Nous sommes au Mexique, dans l’état du Guerrero, au sud-ouest du pays, dans une région montagneuse sur la route de Chilapa, non loin des destinations qui font rêver les touristes. « Rassemble vite l’argent maman, sinon ils vont me tuer… » Le message est répété plusieurs fois sur le répondeur, la fille est déjà morte pour une somme de pas grand-chose qui vaut cher là-bas. On comprendra ensuite le long chemin de calvaire de cette mère qui part sans douter une seule seconde de sa mission à la recherche du corps de sa fille, 14 ans, et surtout de la vérité – il y a une vision christique dans ce personnage. Elle a déjà tout compris mais s’accroche. Un voyage à rebours par la voix d’un narrateur qui s’exprime à la troisième personne, un style qui tient bien la route, même dans cette région de colline et de lacets montagneux.

La señora se démène dans toutes les directions, elle collecte dans son garage les ossements retrouvés des disparus, soit près de 90 000 personnes à ce jour pour l’ensemble du Mexique et pour lesquels il n’existe pas de réponses. Ce ne sont même pas des crimes non élucidés, car il n’y a pas de plaintes, pas d’existence légale pour ces âmes en souffrance, les juges ont peur, la police, les ministres. On disparaît, c’est tout. Pour la soutenir, un photographe, un ami qui a pitié tandis que l’establishment l’ignore et la méprise : « Ils nous condamnent à l’amnésie. Ils font de nos disparus des coupables ». Elle parle, elle s’accroche, elle rugit en portant le cri des égorgés.
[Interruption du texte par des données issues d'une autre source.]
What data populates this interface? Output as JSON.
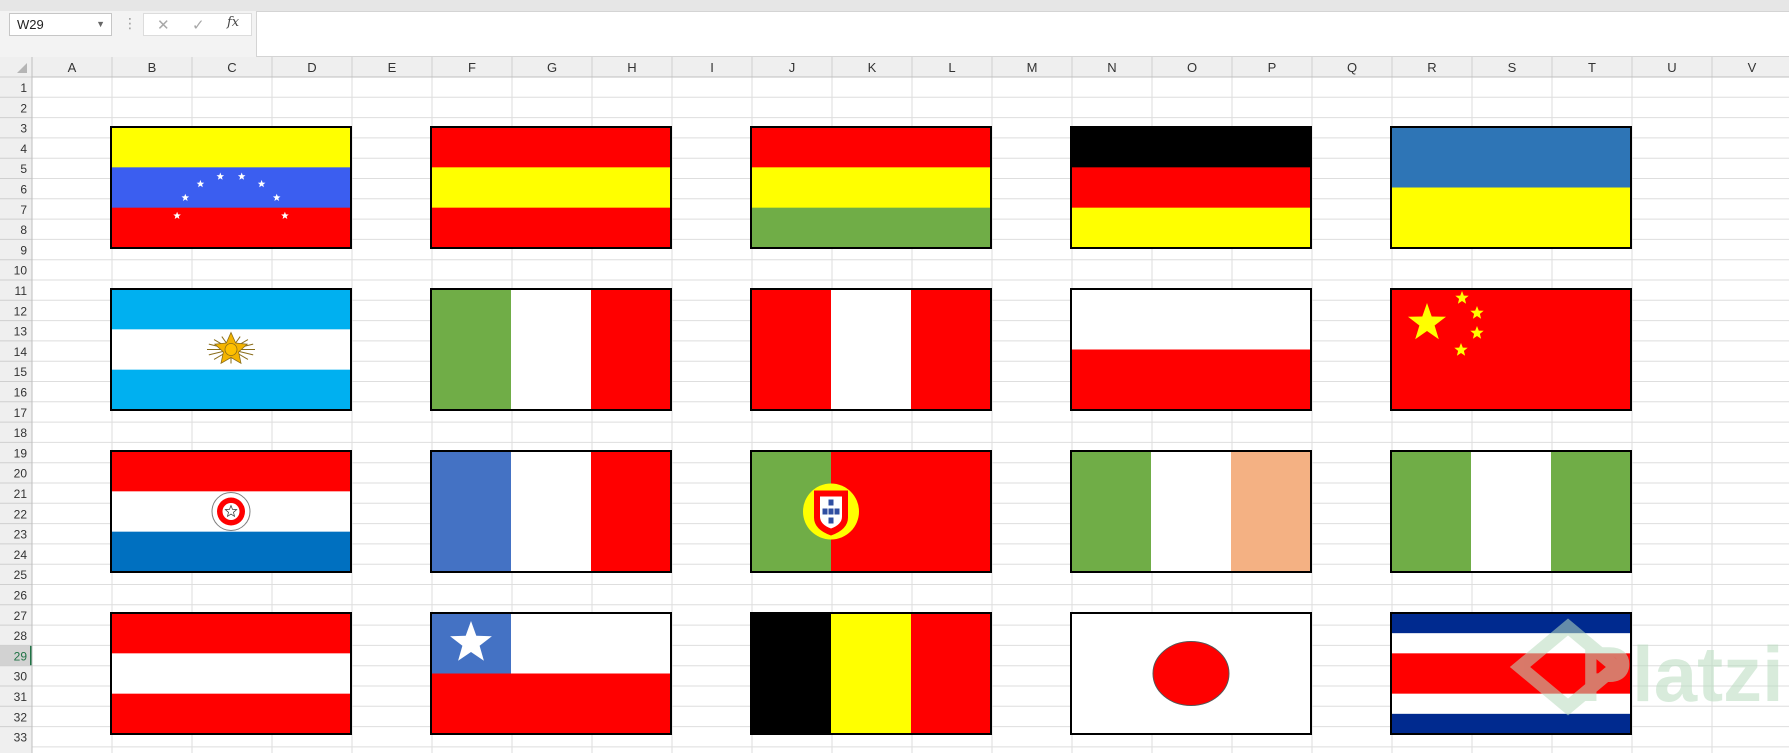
{
  "formula_bar": {
    "name_box": "W29",
    "cancel_icon": "✕",
    "enter_icon": "✓",
    "function_label": "fx",
    "formula_value": ""
  },
  "grid": {
    "columns": [
      "A",
      "B",
      "C",
      "D",
      "E",
      "F",
      "G",
      "H",
      "I",
      "J",
      "K",
      "L",
      "M",
      "N",
      "O",
      "P",
      "Q",
      "R",
      "S",
      "T",
      "U",
      "V"
    ],
    "rows": [
      "1",
      "2",
      "3",
      "4",
      "5",
      "6",
      "7",
      "8",
      "9",
      "10",
      "11",
      "12",
      "13",
      "14",
      "15",
      "16",
      "17",
      "18",
      "19",
      "20",
      "21",
      "22",
      "23",
      "24",
      "25",
      "26",
      "27",
      "28",
      "29",
      "30",
      "31",
      "32",
      "33"
    ],
    "active_row": "29",
    "colors": {
      "header_bg": "#efefef",
      "header_text": "#333333",
      "gridline": "#dedede",
      "active_header": "#d2d2d2"
    }
  },
  "flags": [
    {
      "name": "venezuela",
      "row": 0,
      "col": 0,
      "layout": "h",
      "stripes": [
        "#ffff00",
        "#3b5ef0",
        "#ff0000"
      ],
      "emblem": "stars-arc"
    },
    {
      "name": "spain",
      "row": 0,
      "col": 1,
      "layout": "h",
      "stripes": [
        "#ff0000",
        "#ffff00",
        "#ff0000"
      ]
    },
    {
      "name": "bolivia",
      "row": 0,
      "col": 2,
      "layout": "h",
      "stripes": [
        "#ff0000",
        "#ffff00",
        "#70ad47"
      ]
    },
    {
      "name": "germany",
      "row": 0,
      "col": 3,
      "layout": "h",
      "stripes": [
        "#000000",
        "#ff0000",
        "#ffff00"
      ]
    },
    {
      "name": "ukraine",
      "row": 0,
      "col": 4,
      "layout": "h",
      "stripes": [
        "#2e75b6",
        "#ffff00"
      ]
    },
    {
      "name": "argentina",
      "row": 1,
      "col": 0,
      "layout": "h",
      "stripes": [
        "#00b0f0",
        "#ffffff",
        "#00b0f0"
      ],
      "emblem": "sun"
    },
    {
      "name": "italy",
      "row": 1,
      "col": 1,
      "layout": "v",
      "stripes": [
        "#70ad47",
        "#ffffff",
        "#ff0000"
      ]
    },
    {
      "name": "peru",
      "row": 1,
      "col": 2,
      "layout": "v",
      "stripes": [
        "#ff0000",
        "#ffffff",
        "#ff0000"
      ]
    },
    {
      "name": "poland",
      "row": 1,
      "col": 3,
      "layout": "h",
      "stripes": [
        "#ffffff",
        "#ff0000"
      ]
    },
    {
      "name": "china",
      "row": 1,
      "col": 4,
      "layout": "h",
      "stripes": [
        "#ff0000"
      ],
      "emblem": "china-stars"
    },
    {
      "name": "paraguay",
      "row": 2,
      "col": 0,
      "layout": "h",
      "stripes": [
        "#ff0000",
        "#ffffff",
        "#0070c0"
      ],
      "emblem": "seal"
    },
    {
      "name": "france",
      "row": 2,
      "col": 1,
      "layout": "v",
      "stripes": [
        "#4472c4",
        "#ffffff",
        "#ff0000"
      ]
    },
    {
      "name": "portugal",
      "row": 2,
      "col": 2,
      "layout": "portugal",
      "stripes": [
        "#70ad47",
        "#ff0000"
      ],
      "emblem": "shield"
    },
    {
      "name": "ireland",
      "row": 2,
      "col": 3,
      "layout": "v",
      "stripes": [
        "#70ad47",
        "#ffffff",
        "#f4b183"
      ]
    },
    {
      "name": "nigeria",
      "row": 2,
      "col": 4,
      "layout": "v",
      "stripes": [
        "#70ad47",
        "#ffffff",
        "#70ad47"
      ]
    },
    {
      "name": "austria",
      "row": 3,
      "col": 0,
      "layout": "h",
      "stripes": [
        "#ff0000",
        "#ffffff",
        "#ff0000"
      ]
    },
    {
      "name": "chile",
      "row": 3,
      "col": 1,
      "layout": "chile",
      "stripes": [
        "#4472c4",
        "#ffffff",
        "#ff0000"
      ],
      "emblem": "star"
    },
    {
      "name": "belgium",
      "row": 3,
      "col": 2,
      "layout": "v",
      "stripes": [
        "#000000",
        "#ffff00",
        "#ff0000"
      ]
    },
    {
      "name": "japan",
      "row": 3,
      "col": 3,
      "layout": "h",
      "stripes": [
        "#ffffff"
      ],
      "emblem": "disc"
    },
    {
      "name": "costa-rica",
      "row": 3,
      "col": 4,
      "layout": "costarica",
      "stripes": [
        "#002a8f",
        "#ffffff",
        "#ff0000",
        "#ffffff",
        "#002a8f"
      ]
    }
  ],
  "watermark": {
    "text": "Platzi",
    "color": "#b9dcbf"
  }
}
Sylvain Estibal a parcouru pendant des années ce pays dans sa vie de journaliste. Il était en poste au Mexique, le pays l’a embrassé, presque étouffé avec sa folie et l’absurdité d’une pauvreté qui déstructure la société. L’image de ces femmes sondant les sous-bois et décharges avec des tiges de chantiers de 2 mètres de long pour trouver des corps enterrés à la va-vite par les caïds de la drogue l’a bouleversée, on le comprend. Son roman est un hommage à ces femmes et ces mères – surtout –, un moment de grâce dans un monde qui s’autodévore, des jeunes qui s’assassinent les uns les autres avec joie :

Un monde qui ne s’inspire de rien, qui ne veut rien au fond. Un monde de l’avidité et du cynisme roi, un monde de la satisfaction immédiate et de l’ostentation. La barbarie glissée dans le lit de nos renoncements et de la perte collective de sens.

dit le narrateur. 

Le roman de Sylvain Estibal est une réussite du genre, court, précis, incisif, il propose une scène de crime qui n’est pas un polar mais un vif condensé de poésie pure. Le genre n’est pas son style, il invente une écriture qui décrit sans être intrusive ni malsaine. Il est certain que vous n’irez plus au Mexique de la même manière.

Estibal, Sylvain, Terres voraces, Actes Sud, 02/02/2022, 1 vol. (167 p.), 16,80 €.